If the doctor who delivered me botched a simple episiotomy, isn’t it also possible he messed up a difficult multiple birth?  Maybe the twin was born dead, and the powers-that-be decided to spare my mother, who’d already gone through so much loss, the unnecessary emotional distress, and just send her home with one healthy baby without the painful details of a dead infant.
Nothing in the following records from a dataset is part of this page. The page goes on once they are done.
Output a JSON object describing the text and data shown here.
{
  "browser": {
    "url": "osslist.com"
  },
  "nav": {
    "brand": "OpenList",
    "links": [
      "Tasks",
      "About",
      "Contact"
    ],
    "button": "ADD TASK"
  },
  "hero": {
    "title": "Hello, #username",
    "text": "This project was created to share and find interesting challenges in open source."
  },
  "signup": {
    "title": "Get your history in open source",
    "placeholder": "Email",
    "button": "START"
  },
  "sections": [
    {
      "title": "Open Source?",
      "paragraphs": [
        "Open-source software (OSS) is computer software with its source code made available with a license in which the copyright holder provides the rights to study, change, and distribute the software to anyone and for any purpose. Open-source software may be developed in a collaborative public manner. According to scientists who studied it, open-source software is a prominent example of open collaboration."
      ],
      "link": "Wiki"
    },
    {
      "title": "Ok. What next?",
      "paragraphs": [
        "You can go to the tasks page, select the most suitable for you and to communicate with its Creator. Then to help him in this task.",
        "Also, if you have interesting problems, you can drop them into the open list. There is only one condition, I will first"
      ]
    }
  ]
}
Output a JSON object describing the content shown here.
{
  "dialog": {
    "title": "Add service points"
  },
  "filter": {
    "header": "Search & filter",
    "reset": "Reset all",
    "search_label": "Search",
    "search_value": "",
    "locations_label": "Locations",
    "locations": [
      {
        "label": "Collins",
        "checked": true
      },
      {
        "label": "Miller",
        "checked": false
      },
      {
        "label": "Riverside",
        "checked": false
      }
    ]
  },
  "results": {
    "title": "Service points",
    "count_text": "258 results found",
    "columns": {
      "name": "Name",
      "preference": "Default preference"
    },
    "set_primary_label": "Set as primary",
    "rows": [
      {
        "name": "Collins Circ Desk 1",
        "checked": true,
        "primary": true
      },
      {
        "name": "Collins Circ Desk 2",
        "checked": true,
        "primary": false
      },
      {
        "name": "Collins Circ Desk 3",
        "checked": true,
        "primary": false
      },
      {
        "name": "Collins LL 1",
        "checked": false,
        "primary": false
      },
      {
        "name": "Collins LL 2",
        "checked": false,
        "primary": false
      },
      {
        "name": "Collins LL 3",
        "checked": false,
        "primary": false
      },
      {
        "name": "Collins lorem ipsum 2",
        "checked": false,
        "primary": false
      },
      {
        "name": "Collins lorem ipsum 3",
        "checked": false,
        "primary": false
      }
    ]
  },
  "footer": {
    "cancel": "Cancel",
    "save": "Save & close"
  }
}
I would love to have this multiple birth, which is recorded on my birth certificate, confirmed by medical records.  I could discover the sex of my twin, although I have a strong premonition that it is a girl.  My parents thought they remembered a fire at the hospital, and my records were lost.  Later that month my dad attempted to get more information, but wasn’t able.  Now I truly know what it is to experience something bittersweet.

The sadness of this event is balanced by a validation of something I’ve felt all my "remembering" life; I have a twin!  I think of my twin often, and wonder how different my life would have been had she lived.  I got something she was denied; life.  So I live it for both of us.

                           Mother and Daddy with month old April Diane Krueger.